- Born: India
- Died: 2 January 2006 Delhi, India
- Occupation: Housewife
- Known for: Her plight during and after the Kargil War, which received media attention
- Notable work: Subject of the film "Kahaani Gudiya Ki"
- Spouses: Naik Arif (m. 1999 – unknown); * Taufiq (m. 2003 – unknown)
- Children: 1 son

= Gudiya =

Gudiya (d. 2 January 2006) was an Indian Muslim woman affected by the Kargil war, whose plight was highlighted by the print and electronic media. She was married to a sapper named Naik Arif in 1999, 10 days before he was called on duty to Kargil. Arif disappeared on September 16, 1999, and was later declared an army deserter before authorities realised he was prisoner of war in Pakistan. Because Arif was thought to be dead, Gudiya's relatives married her to a relative whom she had known since childhood, Taufiq on April 20, 2003, and she became pregnant with his child.

When Arif was released by Pakistan in August 2004, he returned home to a warm welcome. Gudiya, who at the time was living with her parents in Kalunda village on the outskirts of Delhi, moved about 75 km away to her in-laws house in Mundali village in the Meerut district of Uttar Pradesh. She told the media at the village panchayat that she wanted return to living with her first husband. The Islamic scholars present in the audience applauded her decision, proclaiming it to be in accordance with Sharia. According to the scholars, her second marriage was illegal, as she had not annulled her previous marriage.

However, an investigation by Rediff revealed that Gudiya had returned to Arif under pressure from him, his family members, the villagers and the religious leaders. In fact, Gudiya herself stated "it was everybody's decision". Gudiya's uncle, Riyasat Ali, said, "she was pressured by the people there. She was not allowed to speak. The clerics told her that she had to follow the Shariat and go to Arif. They said her son would become illegitimate if she did not". Gudiya's second husband, Taufiq, told media that Gudiya had called him five days before the incident. During the call, she had explained she was being pressured by those around her, and that her father had told her he would commit suicide if she did not go back to Arif.

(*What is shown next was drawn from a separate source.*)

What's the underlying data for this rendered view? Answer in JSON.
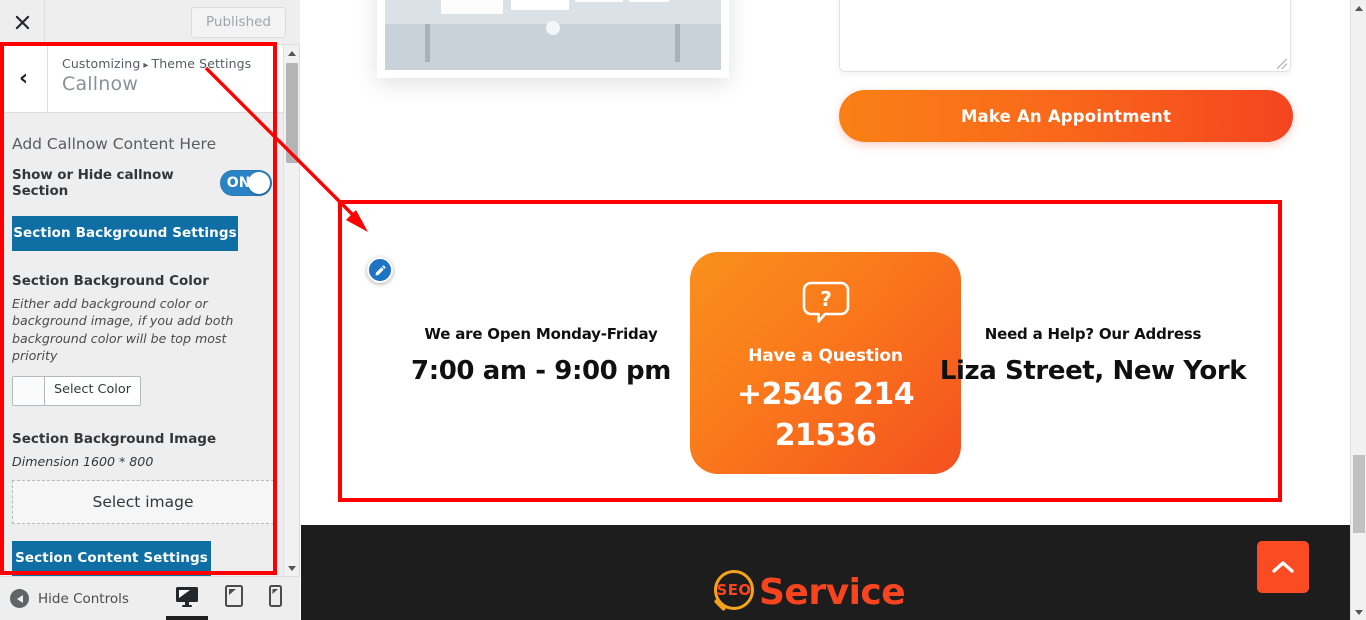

Arif accepted his wife, but expressed uncertainty about her unborn child, saying he might send the child to live with Taufiq. She gave birth to a son a month later, and subsequently developed anaemia and underwent bouts of depression. Fifteen months after the reunion, she died from either sepsis or systemic lupus erythematosus in the Army Research and Referral Hospital in Delhi. Doctors attributed her death to gynecological problems induced by a stillbirth from three months prior. She was buried in Mundali village, and following her death Arif said he would retain custody of her son.

== Film ==
Ad-filmmaker Prabhakar Shukla's first feature film, 'Kahaani Gudiya Ki' is based on the life of Gudiya. He said even though the lady died, the issue that the happenings raised is very much relevant. "My film is not only about what happened with Gudiya, but it's a panoramic view of the entire episode from Gudiya's point of view. That's besides paying homage to her," says Shukla, adding, "Gudiya died due to excessive mental trauma that led to multiple organ failure. Her death is the most tragic part of the entire episode, and the film questions why it happened to her."